Performances als Politik
Mit der Koppelung von Kultur und Politik hängt ein weiteres Merkmal des neuen Antirassismus in Lateinamerika zusammen: Die Verknüpfung von Ethik und Ästhetik bzw. von Argumenten und Performance. Wer den öffentlichen Auftritt der Zapatistas in Mexiko oder die von der brasilianischen antirassistischen Bewegung Movimento Negro Unificado veranstalteten Demonstrationen ins Auge fasst, dem fällt der medienkonforme Charakter dieser Ereignisse auf.
Durch das Verstecken ihrer Gesichter im ersten Fall oder das Schminken und die Stilisierung des eigenen Körpers im zweiten Beispiel erinnern beide Bewegungen in unterschiedlicher Weise daran, dass sie Bevölkerungsgruppen vertreten, die historisch zur politischen Unsichtbarkeit verurteilt wurden. Es handelt sich hier doch um mehr als eine bloße symbolische Politik. In den neuen Formen des Antirassismus in Lateinamerika gehören Körperinszenierungen und öffentliche Performances zu einem integrierten politischen Programm, das fundierte und im Rahmen von Studien, Publikationen und öffentlichen Reden verbreitete Argumente ebenfalls miteinbezieht.
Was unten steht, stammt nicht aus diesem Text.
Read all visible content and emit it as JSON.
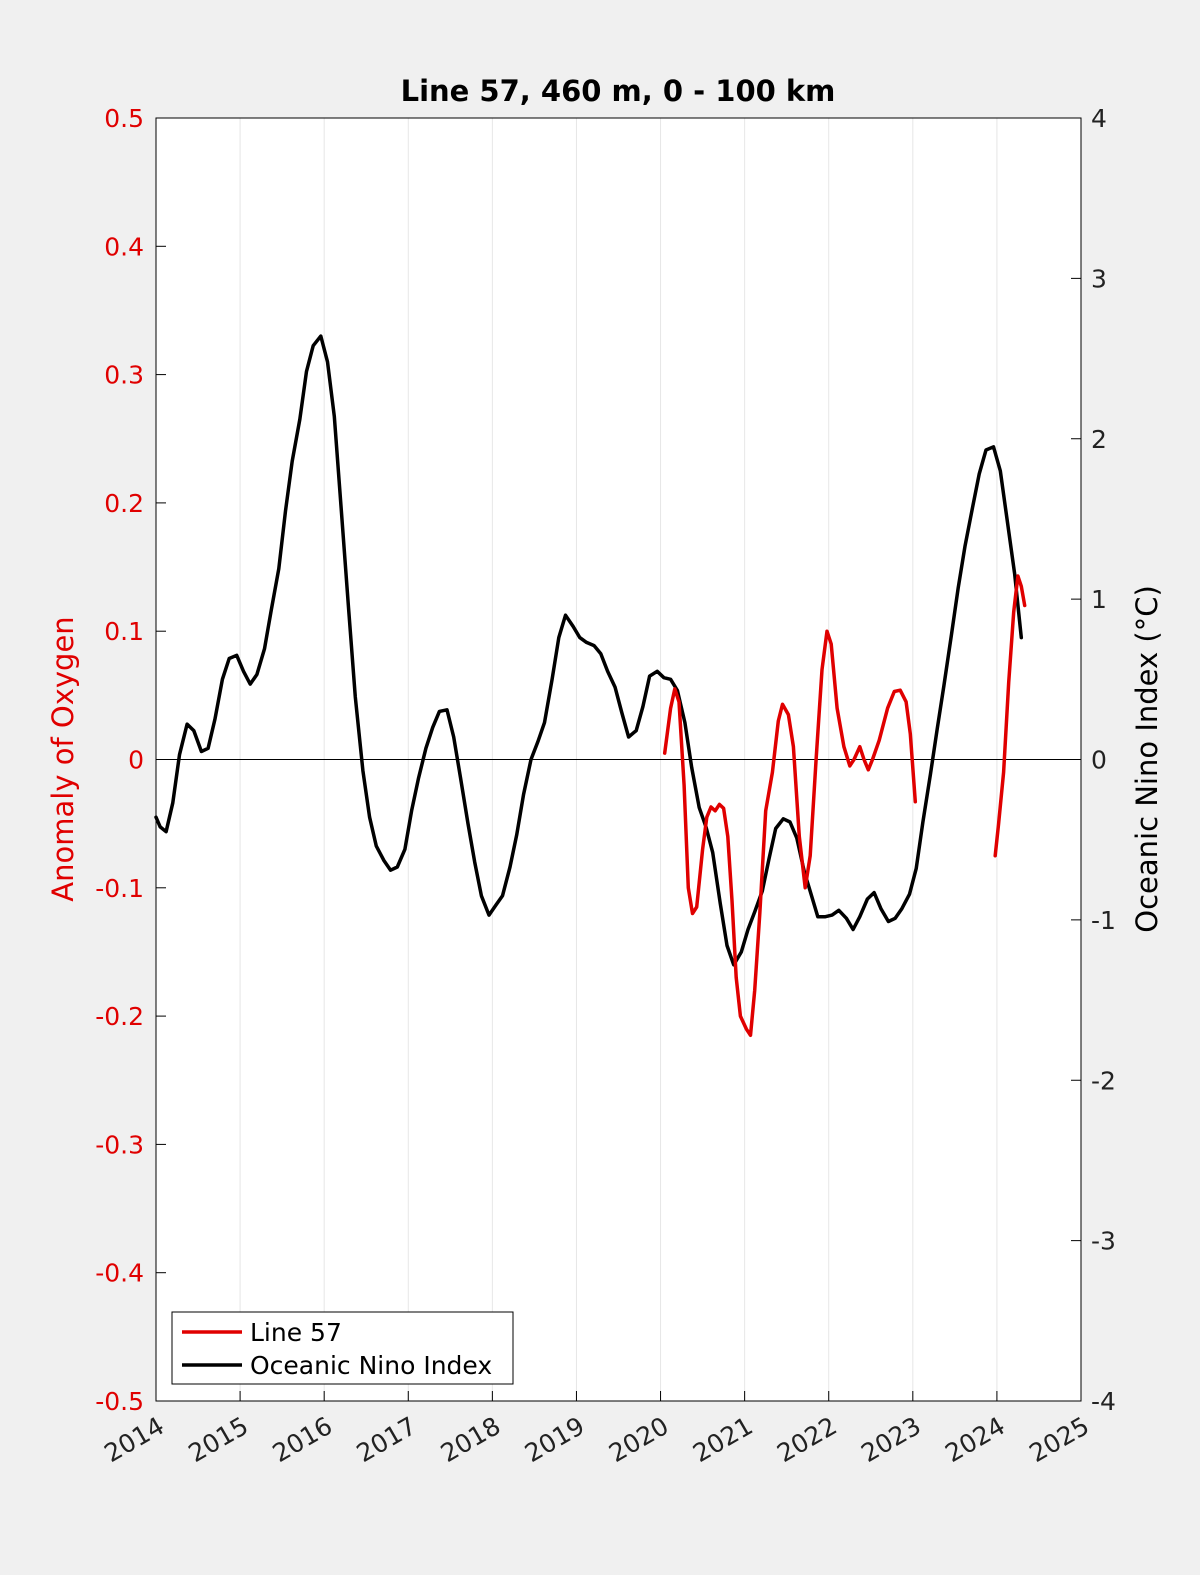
{
  "chart_data": {
    "type": "line",
    "title": "Line 57, 460 m, 0 - 100 km",
    "ylabel_left": "Anomaly of Oxygen",
    "ylabel_right": "Oceanic Nino Index (°C)",
    "xlim": [
      2014,
      2025
    ],
    "ylim_left": [
      -0.5,
      0.5
    ],
    "ylim_right": [
      -4,
      4
    ],
    "x_ticks": [
      "2014",
      "2015",
      "2016",
      "2017",
      "2018",
      "2019",
      "2020",
      "2021",
      "2022",
      "2023",
      "2024",
      "2025"
    ],
    "y_left_ticks": [
      "0.5",
      "0.4",
      "0.3",
      "0.2",
      "0.1",
      "0",
      "-0.1",
      "-0.2",
      "-0.3",
      "-0.4",
      "-0.5"
    ],
    "y_right_ticks": [
      "4",
      "3",
      "2",
      "1",
      "0",
      "-1",
      "-2",
      "-3",
      "-4"
    ],
    "grid": "vertical",
    "legend_position": "bottom-left",
    "colors": {
      "line57": "#e00000",
      "oni": "#000000"
    },
    "series": [
      {
        "name": "Line 57",
        "axis": "left",
        "segments": [
          [
            [
              2020.05,
              0.005
            ],
            [
              2020.12,
              0.04
            ],
            [
              2020.17,
              0.055
            ],
            [
              2020.22,
              0.045
            ],
            [
              2020.28,
              -0.02
            ],
            [
              2020.33,
              -0.1
            ],
            [
              2020.38,
              -0.12
            ],
            [
              2020.43,
              -0.115
            ],
            [
              2020.5,
              -0.07
            ],
            [
              2020.55,
              -0.045
            ],
            [
              2020.6,
              -0.037
            ],
            [
              2020.65,
              -0.04
            ],
            [
              2020.7,
              -0.035
            ],
            [
              2020.75,
              -0.038
            ],
            [
              2020.8,
              -0.06
            ],
            [
              2020.85,
              -0.11
            ],
            [
              2020.9,
              -0.17
            ],
            [
              2020.95,
              -0.2
            ],
            [
              2021.02,
              -0.21
            ],
            [
              2021.07,
              -0.215
            ],
            [
              2021.12,
              -0.18
            ],
            [
              2021.18,
              -0.12
            ],
            [
              2021.25,
              -0.04
            ],
            [
              2021.33,
              -0.01
            ],
            [
              2021.4,
              0.03
            ],
            [
              2021.45,
              0.043
            ],
            [
              2021.52,
              0.035
            ],
            [
              2021.58,
              0.01
            ],
            [
              2021.65,
              -0.06
            ],
            [
              2021.72,
              -0.1
            ],
            [
              2021.78,
              -0.075
            ],
            [
              2021.85,
              0.0
            ],
            [
              2021.92,
              0.07
            ],
            [
              2021.98,
              0.1
            ],
            [
              2022.03,
              0.09
            ],
            [
              2022.1,
              0.04
            ],
            [
              2022.18,
              0.01
            ],
            [
              2022.25,
              -0.005
            ],
            [
              2022.3,
              0.0
            ],
            [
              2022.37,
              0.01
            ],
            [
              2022.42,
              0.0
            ],
            [
              2022.47,
              -0.008
            ],
            [
              2022.52,
              0.0
            ],
            [
              2022.6,
              0.015
            ],
            [
              2022.7,
              0.04
            ],
            [
              2022.78,
              0.053
            ],
            [
              2022.85,
              0.054
            ],
            [
              2022.92,
              0.045
            ],
            [
              2022.97,
              0.02
            ],
            [
              2023.03,
              -0.033
            ]
          ],
          [
            [
              2023.98,
              -0.075
            ],
            [
              2024.02,
              -0.05
            ],
            [
              2024.08,
              -0.01
            ],
            [
              2024.14,
              0.06
            ],
            [
              2024.2,
              0.115
            ],
            [
              2024.25,
              0.143
            ],
            [
              2024.29,
              0.135
            ],
            [
              2024.33,
              0.12
            ]
          ]
        ]
      },
      {
        "name": "Oceanic Nino Index",
        "axis": "right",
        "points": [
          [
            2014.0,
            -0.36
          ],
          [
            2014.05,
            -0.42
          ],
          [
            2014.12,
            -0.45
          ],
          [
            2014.2,
            -0.27
          ],
          [
            2014.28,
            0.03
          ],
          [
            2014.37,
            0.22
          ],
          [
            2014.45,
            0.18
          ],
          [
            2014.54,
            0.05
          ],
          [
            2014.62,
            0.07
          ],
          [
            2014.7,
            0.25
          ],
          [
            2014.79,
            0.5
          ],
          [
            2014.87,
            0.63
          ],
          [
            2014.96,
            0.65
          ],
          [
            2015.04,
            0.55
          ],
          [
            2015.12,
            0.47
          ],
          [
            2015.2,
            0.53
          ],
          [
            2015.29,
            0.69
          ],
          [
            2015.37,
            0.93
          ],
          [
            2015.46,
            1.19
          ],
          [
            2015.54,
            1.55
          ],
          [
            2015.62,
            1.86
          ],
          [
            2015.71,
            2.12
          ],
          [
            2015.79,
            2.42
          ],
          [
            2015.87,
            2.58
          ],
          [
            2015.96,
            2.64
          ],
          [
            2016.04,
            2.48
          ],
          [
            2016.12,
            2.14
          ],
          [
            2016.2,
            1.58
          ],
          [
            2016.29,
            0.94
          ],
          [
            2016.37,
            0.39
          ],
          [
            2016.46,
            -0.07
          ],
          [
            2016.54,
            -0.36
          ],
          [
            2016.62,
            -0.54
          ],
          [
            2016.71,
            -0.63
          ],
          [
            2016.79,
            -0.69
          ],
          [
            2016.87,
            -0.67
          ],
          [
            2016.96,
            -0.56
          ],
          [
            2017.04,
            -0.32
          ],
          [
            2017.12,
            -0.12
          ],
          [
            2017.21,
            0.07
          ],
          [
            2017.29,
            0.2
          ],
          [
            2017.37,
            0.3
          ],
          [
            2017.46,
            0.31
          ],
          [
            2017.54,
            0.14
          ],
          [
            2017.62,
            -0.11
          ],
          [
            2017.71,
            -0.4
          ],
          [
            2017.79,
            -0.64
          ],
          [
            2017.87,
            -0.85
          ],
          [
            2017.96,
            -0.97
          ],
          [
            2018.04,
            -0.91
          ],
          [
            2018.12,
            -0.85
          ],
          [
            2018.21,
            -0.67
          ],
          [
            2018.29,
            -0.47
          ],
          [
            2018.37,
            -0.22
          ],
          [
            2018.46,
            0.0
          ],
          [
            2018.54,
            0.11
          ],
          [
            2018.62,
            0.23
          ],
          [
            2018.71,
            0.5
          ],
          [
            2018.79,
            0.76
          ],
          [
            2018.87,
            0.9
          ],
          [
            2018.96,
            0.83
          ],
          [
            2019.04,
            0.76
          ],
          [
            2019.12,
            0.73
          ],
          [
            2019.21,
            0.71
          ],
          [
            2019.29,
            0.66
          ],
          [
            2019.37,
            0.55
          ],
          [
            2019.46,
            0.45
          ],
          [
            2019.54,
            0.29
          ],
          [
            2019.62,
            0.14
          ],
          [
            2019.71,
            0.18
          ],
          [
            2019.79,
            0.33
          ],
          [
            2019.87,
            0.52
          ],
          [
            2019.96,
            0.55
          ],
          [
            2020.04,
            0.51
          ],
          [
            2020.12,
            0.5
          ],
          [
            2020.2,
            0.43
          ],
          [
            2020.29,
            0.23
          ],
          [
            2020.37,
            -0.05
          ],
          [
            2020.46,
            -0.3
          ],
          [
            2020.54,
            -0.42
          ],
          [
            2020.62,
            -0.58
          ],
          [
            2020.71,
            -0.9
          ],
          [
            2020.79,
            -1.16
          ],
          [
            2020.87,
            -1.28
          ],
          [
            2020.96,
            -1.2
          ],
          [
            2021.04,
            -1.06
          ],
          [
            2021.12,
            -0.95
          ],
          [
            2021.21,
            -0.82
          ],
          [
            2021.29,
            -0.62
          ],
          [
            2021.37,
            -0.43
          ],
          [
            2021.46,
            -0.37
          ],
          [
            2021.54,
            -0.39
          ],
          [
            2021.62,
            -0.49
          ],
          [
            2021.71,
            -0.7
          ],
          [
            2021.79,
            -0.84
          ],
          [
            2021.87,
            -0.98
          ],
          [
            2021.96,
            -0.98
          ],
          [
            2022.04,
            -0.97
          ],
          [
            2022.12,
            -0.94
          ],
          [
            2022.21,
            -0.99
          ],
          [
            2022.29,
            -1.06
          ],
          [
            2022.37,
            -0.98
          ],
          [
            2022.46,
            -0.87
          ],
          [
            2022.54,
            -0.83
          ],
          [
            2022.62,
            -0.93
          ],
          [
            2022.71,
            -1.01
          ],
          [
            2022.79,
            -0.99
          ],
          [
            2022.87,
            -0.93
          ],
          [
            2022.96,
            -0.84
          ],
          [
            2023.04,
            -0.68
          ],
          [
            2023.12,
            -0.39
          ],
          [
            2023.21,
            -0.09
          ],
          [
            2023.29,
            0.19
          ],
          [
            2023.37,
            0.46
          ],
          [
            2023.46,
            0.78
          ],
          [
            2023.54,
            1.07
          ],
          [
            2023.62,
            1.33
          ],
          [
            2023.71,
            1.57
          ],
          [
            2023.79,
            1.78
          ],
          [
            2023.87,
            1.93
          ],
          [
            2023.96,
            1.95
          ],
          [
            2024.04,
            1.8
          ],
          [
            2024.12,
            1.5
          ],
          [
            2024.21,
            1.16
          ],
          [
            2024.29,
            0.76
          ]
        ]
      }
    ]
  }
}
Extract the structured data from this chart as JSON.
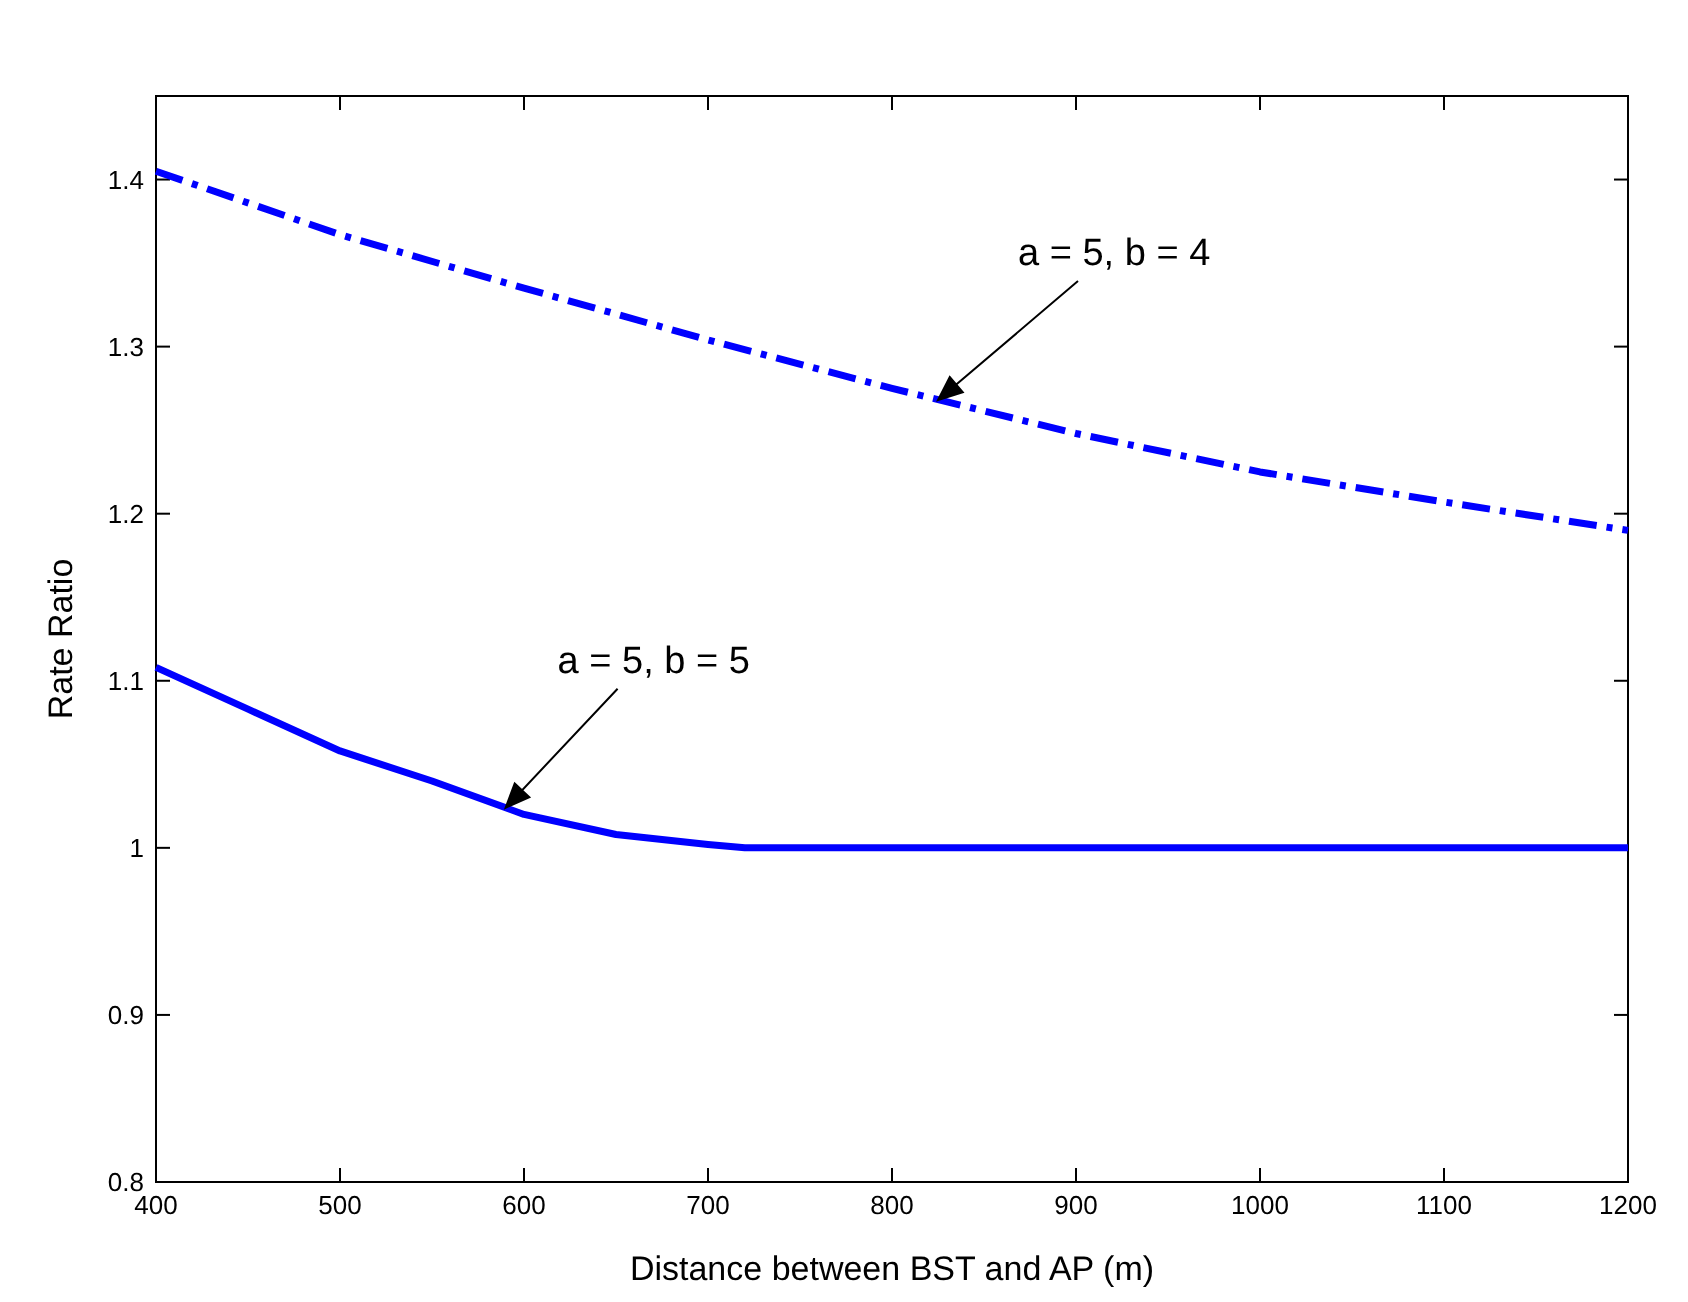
{
  "chart_data": {
    "type": "line",
    "xlabel": "Distance between BST and AP (m)",
    "ylabel": "Rate Ratio",
    "xlim": [
      400,
      1200
    ],
    "ylim": [
      0.8,
      1.45
    ],
    "xticks": [
      400,
      500,
      600,
      700,
      800,
      900,
      1000,
      1100,
      1200
    ],
    "yticks": [
      0.8,
      0.9,
      1,
      1.1,
      1.2,
      1.3,
      1.4
    ],
    "grid": false,
    "marker": "none",
    "series": [
      {
        "color": "#0000ff",
        "line_style": "dashed",
        "x": [
          400,
          500,
          600,
          700,
          800,
          900,
          1000,
          1100,
          1200
        ],
        "values": [
          1.405,
          1.367,
          1.335,
          1.304,
          1.275,
          1.248,
          1.225,
          1.207,
          1.19
        ]
      },
      {
        "color": "#0000ff",
        "line_style": "solid",
        "x": [
          400,
          450,
          500,
          550,
          600,
          650,
          700,
          720,
          800,
          1000,
          1200
        ],
        "values": [
          1.108,
          1.083,
          1.058,
          1.04,
          1.02,
          1.008,
          1.002,
          1.0,
          1.0,
          1.0,
          1.0
        ]
      }
    ],
    "annotations": [
      {
        "text": "a = 5, b = 4",
        "x": 825,
        "y": 1.268
      },
      {
        "text": "a = 5, b = 5",
        "x": 590,
        "y": 1.024
      }
    ]
  }
}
Politische Unzulänglichkeiten
Trotz seiner jüngsten Erfolge ist der neue Antirassismus in Lateinamerika natürlich noch weit davon entfernt, die rassistischen Spuren wegzufegen, die sich während mehrerer Jahrhunderte Kolonisierung, Sklaverei und Import europäischer rassistischer Ideen eingeprägt haben. Auch einige grundsätzliche politische Unzulänglichkeiten des neuen Antirassismus lassen sich bereits konstatieren. So konnten die antirassistischen Mobilisierungen – mit wenigen Ausnahmen wie zum Beispiel in Bolivien – noch nicht die breite Basis der Bevölkerung erreichen, die vom alltäglichen Rassismus betroffen ist. Oft vertritt nur eine kleine Minderheit einen dezidiert antirassistischen Diskurs, während die betroffenen Gruppen entweder noch auf die Ideologie der Mestizaje setzen oder politisch desinteressiert sind. Was die konkreten Maßnahmen zur Etablierung einer realen Gleichberechtigung anbelangt, ist eine ähnliche Einschränkung festzustellen. Bislang begünstigten Politiken – wie die bevorzugte Zuschreibung von Studienplätzen für dunkelhäutige BewerberInnen an einigen staatlichen Universitäten Brasiliens (affirmative action) – nur die etwas besser situierten Individuen im Rahmen der diskriminierten Gruppen. Schließlich sind universitäre Quotenprogramme einer kleinen Minderheit der AfrobrasilianerInnen vorbehalten, die es schafft, die Oberschule abzuschließen. Aufgrund ihrer schlechten sozialen Stellung müssen die meisten dunkelhäutigen BrasilianerInnen bereits in der Grundschule die schulische Bildung abbrechen. Überdies sind antirassistische Politiken darauf angewiesen, ihre Zielgruppen zu benennen und dabei auf die gleichen Kategorien zurückzugreifen, die die rassistischen Konstruktionen begründen. Mit anderen Worten: Maßnahmen, die eine reale Chancengleichheit erzielen, müssen die benachteiligten Gruppen erfassen und definieren, womit die bestehenden rassistischen Hierarchien diskursiv bestätigt werden. Gegen solche Paradoxien des Antirassismus gibt es allerdings kein theoretisches Patentrezept. Im Rahmen der politischen Praxis und in jedem spezifischen Kontext müssen Lösungsansätze gefunden werden, die den Rassismus und seine distributiven Folgen adäquat bekämpfen. Diese Tatsache ist den neuen antirassistischen Bewegungen längst bewusst.